Nachdem er zehn Jahre lang nicht in Indien war, verbrachte er 1985 erstmals wieder einen dreimonatigen Urlaub zu Hause. In dieser Zeit heiratete er auch eine indische Frau, die auf der elterlichen Farm arbeitete. Mit ihr hat er inzwischen zwei Kinder.
Fünf Jahre lang fuhr er in der Kleinen Fahrt jeweils zwei bis drei Monate in europäischen Gewässern. Zwischendurch arbeitete er auch öfter einige Monate bei Zeitarbeitsfirmen an Land. In letzter Zeit hat er zunehmend Schwierigkeiten, ein neues Schiff zu finden. Zuletzt machte er zur Jahreswende 1991/92 eine sechswöchige Urlaubsvertretung bei einer Nordenhamer Reederei. An Land könnte er in seinem Beruf jederzeit Arbeit finden. Er möchte aber lieber zur See fahren.

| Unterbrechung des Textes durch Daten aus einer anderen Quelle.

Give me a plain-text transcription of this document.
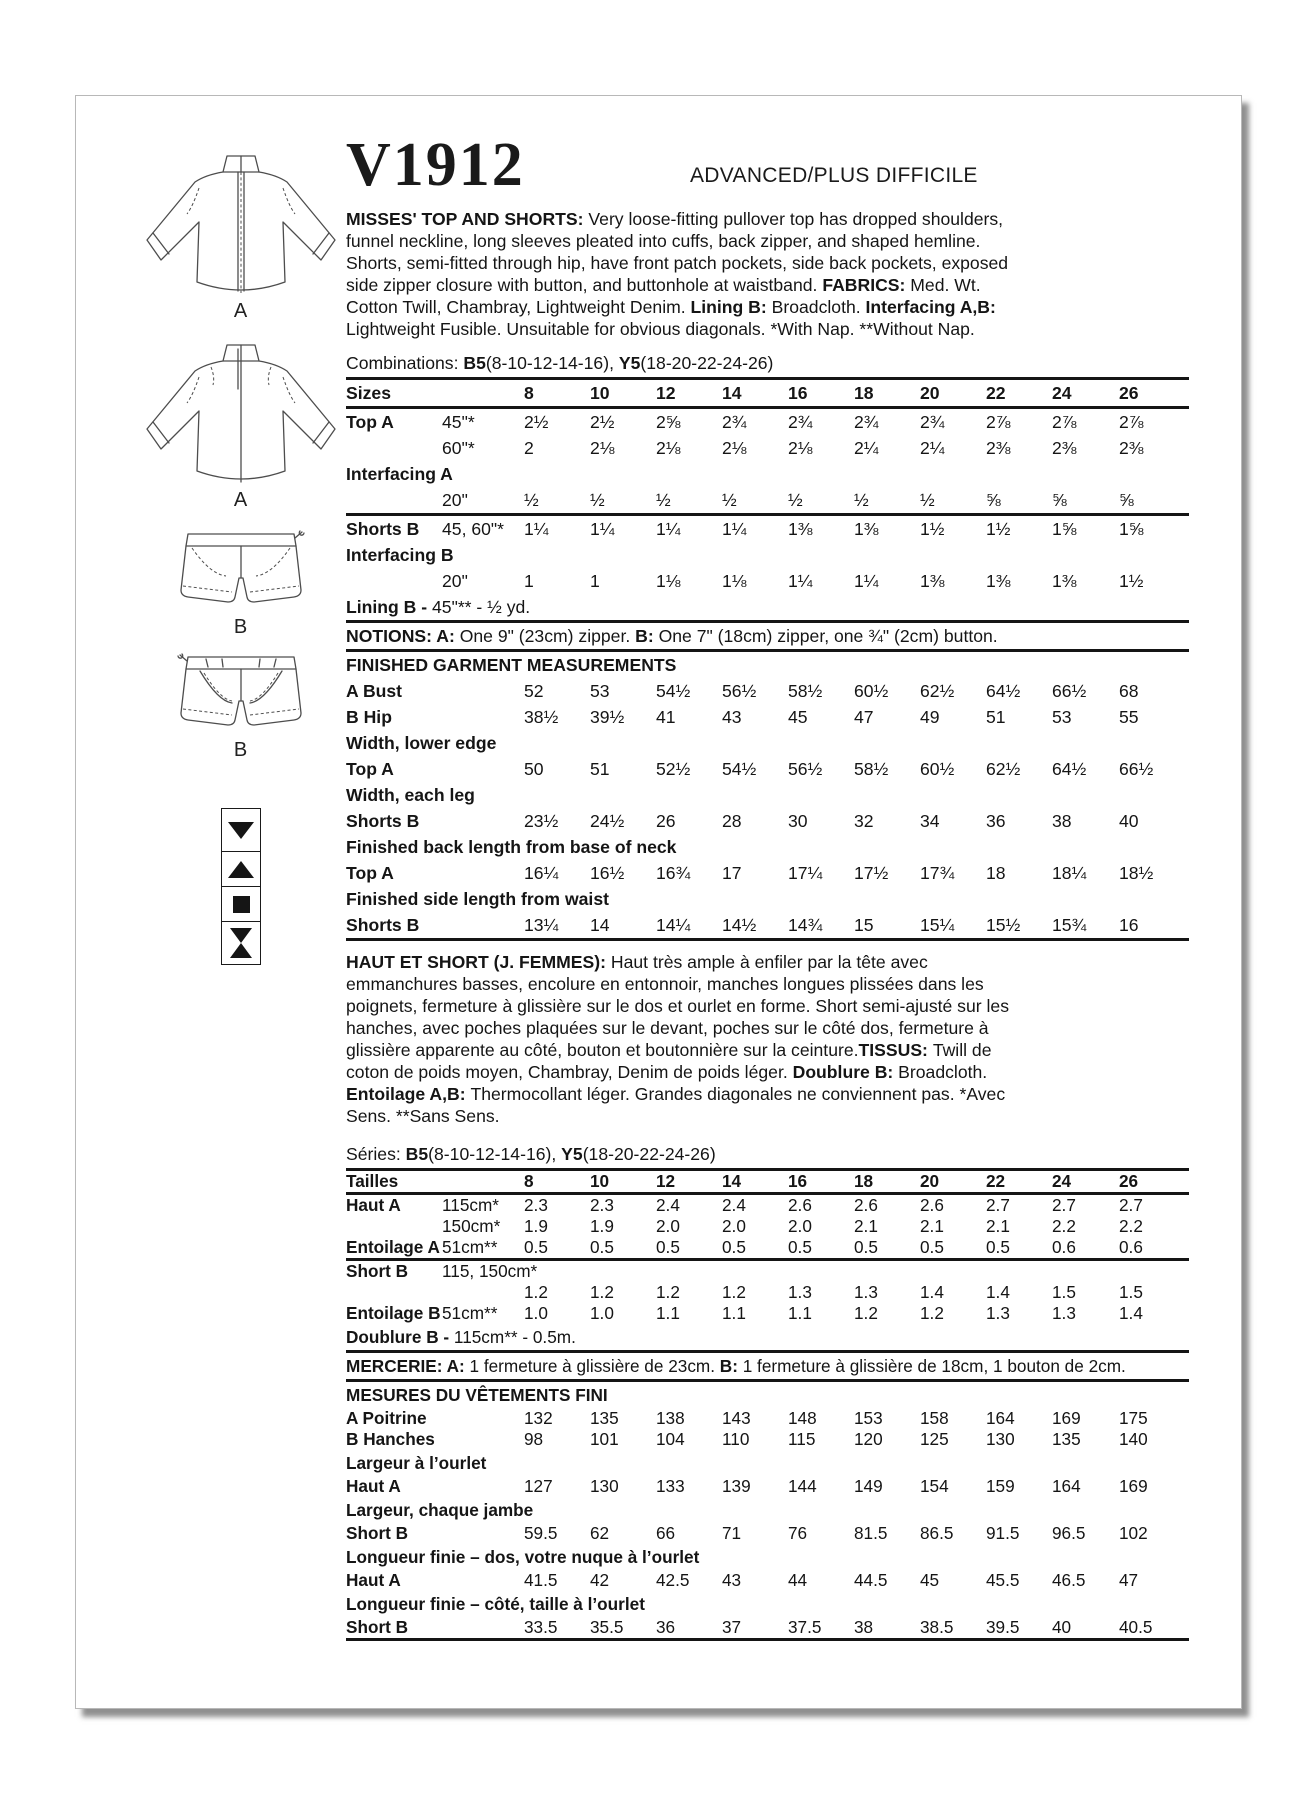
A
A
B
B
V1912	ADVANCED/PLUS DIFFICILE

MISSES' TOP AND SHORTS: Very loose-fitting pullover top has dropped shoulders, funnel neckline, long sleeves pleated into cuffs, back zipper, and shaped hemline. Shorts, semi-fitted through hip, have front patch pockets, side back pockets, exposed side zipper closure with button, and buttonhole at waistband. FABRICS: Med. Wt. Cotton Twill, Chambray, Lightweight Denim. Lining B: Broadcloth. Interfacing A,B: Lightweight Fusible. Unsuitable for obvious diagonals. *With Nap. **Without Nap.

Combinations: B5(8-10-12-14-16), Y5(18-20-22-24-26)

Sizes		8	10	12	14	16	18	20	22	24	26
Top A	45"*	2½	2½	2⅝	2¾	2¾	2¾	2¾	2⅞	2⅞	2⅞
	60"*	2	2⅛	2⅛	2⅛	2⅛	2¼	2¼	2⅜	2⅜	2⅜
Interfacing A											
	20"	½	½	½	½	½	½	½	⅝	⅝	⅝
Shorts B	45, 60"*	1¼	1¼	1¼	1¼	1⅜	1⅜	1½	1½	1⅝	1⅝
Interfacing B											
	20"	1	1	1⅛	1⅛	1¼	1¼	1⅜	1⅜	1⅜	1½
Lining B - 45"** - ½ yd.											
NOTIONS: A: One 9" (23cm) zipper. B: One 7" (18cm) zipper, one ¾" (2cm) button.											
FINISHED GARMENT MEASUREMENTS											
A Bust		52	53	54½	56½	58½	60½	62½	64½	66½	68
B Hip		38½	39½	41	43	45	47	49	51	53	55
Width, lower edge											
Top A		50	51	52½	54½	56½	58½	60½	62½	64½	66½
Width, each leg											
Shorts B		23½	24½	26	28	30	32	34	36	38	40
Finished back length from base of neck											
Top A		16¼	16½	16¾	17	17¼	17½	17¾	18	18¼	18½
Finished side length from waist											
Shorts B		13¼	14	14¼	14½	14¾	15	15¼	15½	15¾	16

HAUT ET SHORT (J. FEMMES): Haut très ample à enfiler par la tête avec emmanchures basses, encolure en entonnoir, manches longues plissées dans les poignets, fermeture à glissière sur le dos et ourlet en forme. Short semi-ajusté sur les hanches, avec poches plaquées sur le devant, poches sur le côté dos, fermeture à glissière apparente au côté, bouton et boutonnière sur la ceinture.TISSUS: Twill de coton de poids moyen, Chambray, Denim de poids léger. Doublure B: Broadcloth. Entoilage A,B: Thermocollant léger. Grandes diagonales ne conviennent pas. *Avec Sens. **Sans Sens.

Séries: B5(8-10-12-14-16), Y5(18-20-22-24-26)

Tailles		8	10	12	14	16	18	20	22	24	26
Haut A	115cm*	2.3	2.3	2.4	2.4	2.6	2.6	2.6	2.7	2.7	2.7
	150cm*	1.9	1.9	2.0	2.0	2.0	2.1	2.1	2.1	2.2	2.2
Entoilage A	51cm**	0.5	0.5	0.5	0.5	0.5	0.5	0.5	0.5	0.6	0.6
Short B	115, 150cm*										
		1.2	1.2	1.2	1.2	1.3	1.3	1.4	1.4	1.5	1.5
Entoilage B	51cm**	1.0	1.0	1.1	1.1	1.1	1.2	1.2	1.3	1.3	1.4
Doublure B - 115cm** - 0.5m.											
MERCERIE: A: 1 fermeture à glissière de 23cm. B: 1 fermeture à glissière de 18cm, 1 bouton de 2cm.											
MESURES DU VÊTEMENTS FINI											
A Poitrine		132	135	138	143	148	153	158	164	169	175
B Hanches		98	101	104	110	115	120	125	130	135	140
Largeur à l’ourlet											
Haut A		127	130	133	139	144	149	154	159	164	169
Largeur, chaque jambe											
Short B		59.5	62	66	71	76	81.5	86.5	91.5	96.5	102
Longueur finie – dos, votre nuque à l’ourlet											
Haut A		41.5	42	42.5	43	44	44.5	45	45.5	46.5	47
Longueur finie – côté, taille à l’ourlet											
Short B		33.5	35.5	36	37	37.5	38	38.5	39.5	40	40.5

Am liebsten würde er gerne demnächst in seine indische Heimat zurückkehren und sich dort als Fensterbauer selbständig machen. Da seine siebzehnjährige Tochter aber noch in der Schulausbildung ist und er sich für deren Unterhalt mit verantwortlich fühlt, möchte er noch etwa fünf Jahre in Deutschland Geld verdienen. Seine Familie in Indien würde es ihm auch verübeln, wenn er nicht für seine in Deutschland verbleibende Tochter sorgen würde. Andererseits konnte er seine Tochter noch nicht davon überzeugen, mit ihm zusammen nach Indien zu gehen.